Tra le pagine più celebri e senza ombra di dubbio gloriose della storia d’Italia c’è quella scritta, nelle sabbie del deserto del Sahara, da tutti quelli che, appartenenti a diversi corpi militari italiani, hanno combattuto ad El Alamein. Il lungo scontro nei dintorni della località egiziana tra le truppe britanniche e quelle italiane e tedesche vide il suo apice tra il 23 ottobre e il 5 novembre 1942, quando gli inglesi ebbero la meglio e diedero una svolta praticamente definitiva alla campagna in Nordafrica. Prima di ottenere questo risultato, però, dovettero fare molta fatica. E questo grazie all’incredibile coraggio degli italiani, riconosciuto loro anche dai tedeschi, sempre piuttosto restio nell’ammettere le virtù belliche di eserciti diversi dal loro.
El Alamein dunque, su cui sono stati scritti numerosi volumi più o meno accurati di approfondimento e racconto. In questo come in altri casi, se si vuole davvero comprendere anche e soprattutto come chi ha partecipato alla battaglia l’ha vissuta, la cosa migliore è la memorialistica. E per quanto riguarda l’Italia, va letto senz’altro il bellissimo lavoro di Francesco Fagnani, che con partecipazione e pazienza ha raccolto la testimonianza di Santo Pelliccia, all’epoca parà della Folgore, scomparso nel 2019 e fino all’ultimo testimone indefesso di quanto vissuto (il volume è Sabbia d’intorno, roccia nel cuore, Ed. menabò 2019).
Da quei giorni storicamente pieni di episodi densi di onore, coraggio, senso del dovere e amore per la Patria, sono passati ottantadue anni. Un tempo lungo, ma mai troppo quando si tratta di ricordare il lascito di quei tanti che, noti e ignoti, hanno orgogliosamente donato la loro vita all’Italia, dimostrando a tutto il mondo cosa vuol dire essere Eroi.

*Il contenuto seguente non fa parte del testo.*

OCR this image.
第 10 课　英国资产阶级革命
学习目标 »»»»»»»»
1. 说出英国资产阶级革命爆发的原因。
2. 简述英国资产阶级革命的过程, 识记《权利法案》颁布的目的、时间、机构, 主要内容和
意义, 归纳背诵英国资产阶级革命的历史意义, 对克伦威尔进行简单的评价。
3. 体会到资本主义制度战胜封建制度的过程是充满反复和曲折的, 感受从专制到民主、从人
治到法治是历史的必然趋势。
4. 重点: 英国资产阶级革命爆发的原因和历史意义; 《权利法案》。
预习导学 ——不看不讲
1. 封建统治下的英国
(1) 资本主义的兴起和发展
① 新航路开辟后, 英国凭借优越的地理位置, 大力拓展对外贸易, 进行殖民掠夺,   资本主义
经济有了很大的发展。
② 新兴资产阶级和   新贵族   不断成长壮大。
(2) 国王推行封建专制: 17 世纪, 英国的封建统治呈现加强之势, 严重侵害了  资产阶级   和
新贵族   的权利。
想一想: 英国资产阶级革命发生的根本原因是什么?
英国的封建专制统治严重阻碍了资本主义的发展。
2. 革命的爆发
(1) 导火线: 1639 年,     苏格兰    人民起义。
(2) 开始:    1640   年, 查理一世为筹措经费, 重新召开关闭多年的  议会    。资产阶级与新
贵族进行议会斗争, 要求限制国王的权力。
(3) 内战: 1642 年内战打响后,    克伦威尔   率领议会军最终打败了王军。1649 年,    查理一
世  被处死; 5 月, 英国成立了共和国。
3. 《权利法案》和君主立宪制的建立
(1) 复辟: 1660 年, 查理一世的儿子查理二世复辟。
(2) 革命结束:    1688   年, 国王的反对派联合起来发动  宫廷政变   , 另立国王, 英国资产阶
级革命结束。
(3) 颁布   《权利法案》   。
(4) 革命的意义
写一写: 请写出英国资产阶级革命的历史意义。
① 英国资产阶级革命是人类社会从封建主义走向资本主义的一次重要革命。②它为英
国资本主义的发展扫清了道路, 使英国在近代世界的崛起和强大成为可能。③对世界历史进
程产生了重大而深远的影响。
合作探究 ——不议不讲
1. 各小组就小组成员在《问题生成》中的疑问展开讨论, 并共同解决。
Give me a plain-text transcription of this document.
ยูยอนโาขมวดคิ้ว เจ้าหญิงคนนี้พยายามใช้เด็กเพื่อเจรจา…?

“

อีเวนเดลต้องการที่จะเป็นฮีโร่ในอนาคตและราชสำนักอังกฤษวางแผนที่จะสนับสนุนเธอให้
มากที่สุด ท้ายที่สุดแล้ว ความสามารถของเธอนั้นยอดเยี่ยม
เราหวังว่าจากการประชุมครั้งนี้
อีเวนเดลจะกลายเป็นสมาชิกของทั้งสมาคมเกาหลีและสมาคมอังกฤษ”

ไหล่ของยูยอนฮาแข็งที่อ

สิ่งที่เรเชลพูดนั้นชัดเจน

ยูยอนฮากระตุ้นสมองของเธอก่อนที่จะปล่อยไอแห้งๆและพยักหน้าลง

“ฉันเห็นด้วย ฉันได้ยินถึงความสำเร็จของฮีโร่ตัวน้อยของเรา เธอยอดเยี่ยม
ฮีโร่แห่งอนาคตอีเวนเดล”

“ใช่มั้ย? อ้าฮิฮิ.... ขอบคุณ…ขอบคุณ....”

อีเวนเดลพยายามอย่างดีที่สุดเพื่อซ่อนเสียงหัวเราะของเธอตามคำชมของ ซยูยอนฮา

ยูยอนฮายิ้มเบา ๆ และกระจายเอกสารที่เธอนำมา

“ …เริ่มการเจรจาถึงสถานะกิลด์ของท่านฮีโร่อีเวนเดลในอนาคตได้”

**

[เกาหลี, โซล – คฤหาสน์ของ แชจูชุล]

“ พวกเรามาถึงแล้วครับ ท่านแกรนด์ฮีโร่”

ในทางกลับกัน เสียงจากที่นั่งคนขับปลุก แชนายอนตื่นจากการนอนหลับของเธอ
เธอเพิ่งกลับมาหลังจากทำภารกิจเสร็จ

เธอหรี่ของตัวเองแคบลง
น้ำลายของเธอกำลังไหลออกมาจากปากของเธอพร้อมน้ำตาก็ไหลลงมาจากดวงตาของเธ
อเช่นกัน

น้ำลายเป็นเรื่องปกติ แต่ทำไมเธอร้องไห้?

Tra loro i Ragazzi della Folgore, “di presidio per l’eternità tra sabbie non più deserte” come si legge nella scritta a loro dedicata dal Tenente Colonnello Alberto Bechi Luserna che campeggia su una lapide posta all’ingresso del Sacrario militare italiano; i Bersaglieri, ai quali si deve il notissimo motto “Mancò la fortuna, non il valore”, inciso su un cippo poco distante dal luogo che ospita il riposo di 4600 nostri Caduti; i carristi dell’Ariete, i soldati della Pavia e i valorosi appartenenti a tutte le altre unità combattenti, ricordate con un cippo commemorativo posto lungo la Via Eroica, che dall’ingresso porta alla maestosa Torre bianca voluta e realizzata da Paolo Caccia Dominioni.
Le loro storie colpiscono, insegnano, emozionano e fanno crescere. Loro, che si sono sacrificati per l’Italia senza chiedere altro che essere ricordati, sono diventati Esempio, valido sempre ma in particolare oggi che viviamo in un tempo superficiale e pieno di falsi miti.
“Al di là di ogni tipo di retorica, l’Esempio dei ragazzi di El Alamein dovrebbe far riflettere tutti quelli che oggi non sanno o non vogliono dare un senso all’amore sconfinato per le proprie radici e per il proprio Paese, proponendo un finto nazionalismo che si limita alle manifestazioni sportive per poi decadere, quando si tratta di riconoscere davvero la grandezza dell’Italia, in atteggiamenti ideologicamente e stupidamente denigratori” si legge in un articolo de Il Giornale d’Italia, che prosegue sottolineando che ricordare i Caduti di El Alamein, “comunque la si pensi, dovrebbe essere percepito come un dovere da parte di tutti coloro che, in ogni tempo, hanno a cuore i destini dell’Italia. Nei quali, come recita la scritta su di una lapide posta sull’edificio della base di Quota 33, non bisogna mai disperare”.